To support clinical integration, EWI is adapted to operate at standard clinical framerates. A machine learning (ML) pipeline is developed to automate zero-crossing (ZC) detection in low-framerate strain data, using a Random Forest Classifier trained on high-framerate reference maps. In six (n=6) WPW syndrome patients imaged post-ablation, high-framerate raw ultrasound data were decimated to simulate low-frame-rate EWI datasets. The ML-based method achieved robust ZC selection at lower framerates, showing strong agreement with high FR ground truth data. Following, the EWI algorithm is adapted to perform on lower framerate clinical datasets, and feasibility is explored with the FDA-approved Terason uSmart® 3200T NexGen system, marking the first clinical deployment of EWI on a portable ultrasound scanner. Clinical-EWI (cEWI) successfully and accurately characterized the expected electromechanical activation wave propagation in one pre-clinical pacing animal model (n=1), one healthy volunteer (n=1), and two WPW patients (n=2). In both WPW cases, cEWI correctly localized the accessory pathway with higher accuracy than the 12-lead ECG alone, in an automated and fast manner.

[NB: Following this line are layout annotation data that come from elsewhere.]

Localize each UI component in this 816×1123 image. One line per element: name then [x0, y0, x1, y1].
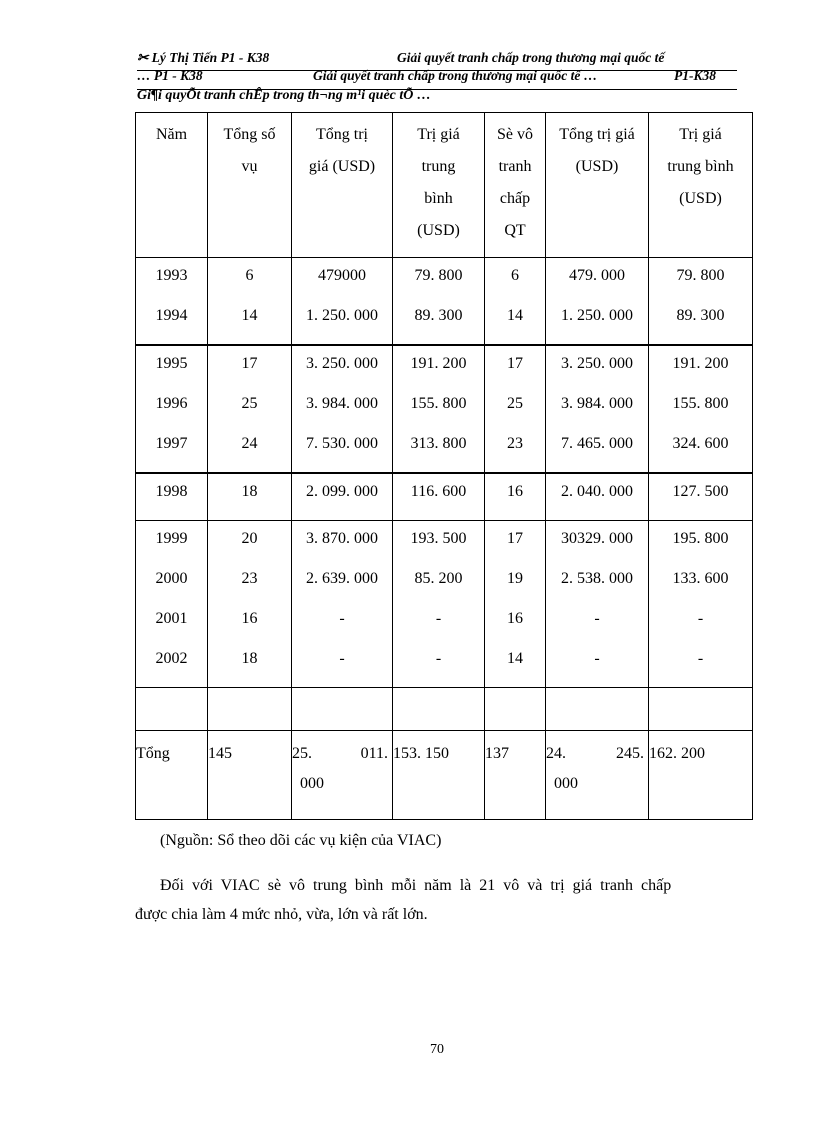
table-cell	[485, 521, 546, 688]
table-value: 24	[241, 435, 258, 452]
total-value-part: 25.	[292, 745, 312, 762]
table-value: 16	[507, 483, 523, 500]
table-value: 191. 200	[410, 355, 467, 372]
column-header-line: giá (USD)	[308, 158, 376, 175]
header-line2-right: P1-K38	[674, 68, 716, 83]
table-value: 7. 530. 000	[306, 435, 378, 452]
column-header-line: trung bình	[667, 158, 734, 175]
table-value: 324. 600	[672, 435, 729, 452]
total-value: 145	[208, 745, 232, 762]
table-value: 195. 800	[672, 530, 729, 547]
table-value: 1993	[155, 267, 188, 284]
header-line2-left: … P1 - K38	[137, 68, 203, 83]
total-value: Tổng	[136, 745, 170, 762]
total-value-part: 011.	[360, 745, 388, 762]
table-cell	[393, 521, 485, 688]
table-value: 6	[511, 267, 519, 284]
table-cell	[393, 473, 485, 521]
table-cell	[546, 345, 649, 473]
header-line3-garbled: Gi¶i quyÕt tranh chÊp trong th¬ng m¹i quèc tÕ …	[137, 88, 431, 103]
table-header-row	[136, 113, 753, 258]
table-value: 7. 465. 000	[561, 435, 633, 452]
column-header-line: Năm	[155, 126, 188, 143]
table-value: 19	[507, 570, 523, 587]
table-value: 30329. 000	[561, 530, 633, 547]
table-cell	[393, 258, 485, 346]
column-header	[208, 113, 292, 258]
table-value: 1998	[155, 483, 188, 500]
table-value: 89. 300	[676, 307, 725, 324]
table-value: 25	[507, 395, 523, 412]
table-value: 85. 200	[414, 570, 463, 587]
table-value: -	[594, 610, 600, 627]
column-header-line: Tổng số	[223, 126, 276, 143]
header-title: Giải quyết tranh chấp trong thương mại quốc tế	[397, 50, 665, 65]
column-header	[292, 113, 393, 258]
header-line2-title: Giải quyết tranh chấp trong thương mại quốc tế …	[313, 68, 598, 83]
table-value: 16	[507, 610, 523, 627]
table-cell	[208, 345, 292, 473]
column-header-line: Tổng trị	[316, 126, 368, 143]
table-cell	[546, 688, 649, 731]
table-cell	[208, 473, 292, 521]
column-header-line: trung	[421, 158, 456, 175]
column-header	[546, 113, 649, 258]
table-cell	[136, 688, 208, 731]
column-header-line: Trị giá	[679, 126, 722, 143]
table-row-group	[136, 258, 753, 346]
table-cell	[649, 473, 753, 521]
column-header-line: bình	[424, 190, 453, 207]
table-cell	[136, 258, 208, 346]
table-cell	[136, 473, 208, 521]
table-cell	[393, 345, 485, 473]
statistics-table	[135, 112, 753, 820]
table-cell	[292, 688, 393, 731]
column-header-line: QT	[504, 222, 526, 239]
total-cell	[136, 731, 208, 820]
table-value: 2. 099. 000	[306, 483, 378, 500]
table-cell	[292, 521, 393, 688]
column-header-line: vụ	[241, 158, 258, 175]
table-cell	[485, 473, 546, 521]
table-value: 155. 800	[410, 395, 467, 412]
total-value: 153. 150	[393, 745, 449, 762]
table-value: 14	[241, 307, 258, 324]
total-value-split	[546, 739, 648, 769]
table-value: 313. 800	[410, 435, 467, 452]
table-cell	[649, 345, 753, 473]
table-cell	[485, 258, 546, 346]
table-cell	[208, 521, 292, 688]
table-cell	[136, 345, 208, 473]
total-value-part: 000	[300, 775, 324, 792]
table-value: 3. 984. 000	[306, 395, 378, 412]
table-value: 479. 000	[569, 267, 625, 284]
table-value: 193. 500	[410, 530, 467, 547]
table-value: -	[339, 650, 345, 667]
body-paragraph-line-2: được chia làm 4 mức nhỏ, vừa, lớn và rất lớn.	[135, 906, 428, 923]
page-number: 70	[430, 1042, 444, 1057]
table-cell	[546, 258, 649, 346]
table-value: 14	[507, 650, 523, 667]
column-header	[485, 113, 546, 258]
table-value: 1. 250. 000	[306, 307, 378, 324]
table-value: 17	[241, 355, 258, 372]
total-cell	[292, 731, 393, 820]
total-cell	[485, 731, 546, 820]
column-header	[649, 113, 753, 258]
table-value: 23	[241, 570, 258, 587]
total-value-part: 245.	[616, 745, 644, 762]
table-value: 1994	[155, 307, 188, 324]
column-header-line: Sè vô	[497, 126, 533, 143]
table-value: 16	[241, 610, 258, 627]
total-value-part: 000	[554, 775, 578, 792]
table-value: 191. 200	[672, 355, 729, 372]
table-value: -	[697, 650, 704, 667]
table-cell	[546, 473, 649, 521]
total-cell	[546, 731, 649, 820]
column-header	[393, 113, 485, 258]
source-note: (Nguồn: Sổ theo dõi các vụ kiện của VIAC)	[160, 832, 442, 849]
table-value: 79. 800	[414, 267, 463, 284]
column-header-line: tranh	[498, 158, 532, 175]
table-value: 23	[507, 435, 523, 452]
table-value: 2. 538. 000	[561, 570, 633, 587]
total-cell	[649, 731, 753, 820]
table-value: 3. 250. 000	[561, 355, 633, 372]
header-author: ✂ Lý Thị Tiến P1 - K38	[137, 50, 270, 65]
table-empty-row	[136, 688, 753, 731]
table-value: 18	[241, 650, 258, 667]
table-row-group	[136, 473, 753, 521]
table-row-group	[136, 521, 753, 688]
table-value: 2002	[155, 650, 188, 667]
table-cell	[393, 688, 485, 731]
column-header-line: Trị giá	[417, 126, 460, 143]
table-value: 3. 250. 000	[306, 355, 378, 372]
total-value-split	[292, 739, 392, 769]
table-cell	[649, 688, 753, 731]
table-cell	[208, 688, 292, 731]
table-cell	[546, 521, 649, 688]
table-cell	[292, 345, 393, 473]
table-value: 3. 984. 000	[561, 395, 633, 412]
table-value: 1995	[155, 355, 188, 372]
table-value: 155. 800	[672, 395, 729, 412]
table-value: 2. 040. 000	[561, 483, 633, 500]
table-cell	[485, 688, 546, 731]
table-cell	[208, 258, 292, 346]
table-value: 2. 639. 000	[306, 570, 378, 587]
table-value: 2000	[155, 570, 188, 587]
table-value: 133. 600	[672, 570, 729, 587]
column-header-line: chấp	[499, 190, 531, 207]
table-cell	[292, 473, 393, 521]
table-value: 6	[245, 267, 254, 284]
table-value: 1. 250. 000	[561, 307, 633, 324]
table-value: 25	[241, 395, 258, 412]
total-cell	[208, 731, 292, 820]
table-cell	[649, 258, 753, 346]
table-value: 2001	[155, 610, 188, 627]
total-value: 162. 200	[649, 745, 705, 762]
table-cell	[649, 521, 753, 688]
total-value-part: 24.	[546, 745, 566, 762]
column-header	[136, 113, 208, 258]
table-value: 479000	[318, 267, 366, 284]
table-value: 17	[507, 530, 523, 547]
table-value: 3. 870. 000	[306, 530, 378, 547]
column-header-line: (USD)	[575, 158, 619, 175]
column-header-line: Tổng trị giá	[559, 126, 635, 143]
table-value: 1999	[155, 530, 188, 547]
total-cell	[393, 731, 485, 820]
column-header-line: (USD)	[417, 222, 460, 239]
body-paragraph-line-1: Đối với VIAC sè vô trung bình mỗi năm là 21 vô và trị giá tranh chấp	[160, 877, 672, 894]
table-value: -	[594, 650, 600, 667]
table-total-row	[136, 731, 753, 820]
table-value: 116. 600	[410, 483, 467, 500]
table-value: 127. 500	[672, 483, 729, 500]
table-value: 20	[241, 530, 258, 547]
table-value: -	[697, 610, 704, 627]
table-row-group	[136, 345, 753, 473]
table-cell	[292, 258, 393, 346]
table-value: 79. 800	[676, 267, 725, 284]
table-value: 1996	[155, 395, 188, 412]
table-cell	[136, 521, 208, 688]
table-value: 1997	[155, 435, 188, 452]
table-value: -	[339, 610, 345, 627]
table-value: 18	[241, 483, 258, 500]
column-header-line: (USD)	[679, 190, 722, 207]
table-value: 89. 300	[414, 307, 463, 324]
table-cell	[485, 345, 546, 473]
table-value: 17	[507, 355, 523, 372]
total-value: 137	[485, 745, 509, 762]
table-value: -	[435, 650, 442, 667]
table-value: -	[435, 610, 442, 627]
table-value: 14	[507, 307, 523, 324]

Altogether, this dissertation establishes ECLM and EWI as reliable and clinically translatable tools for non-invasive mapping of cardiac electromechanical activity. By translating these methods onto already clinically approved ultrasound platforms and automating key processing steps, this work lays the foundation for real-time, patient-specific imaging of arrhythmogenic tissue in both pre-procedural planning and long-term care. Laptop-based cEWI has the potential to transform non-invasive electrophysiology characterization, making arrhythmia diagnosis and therapy guidance more accessible, precise, and personalized.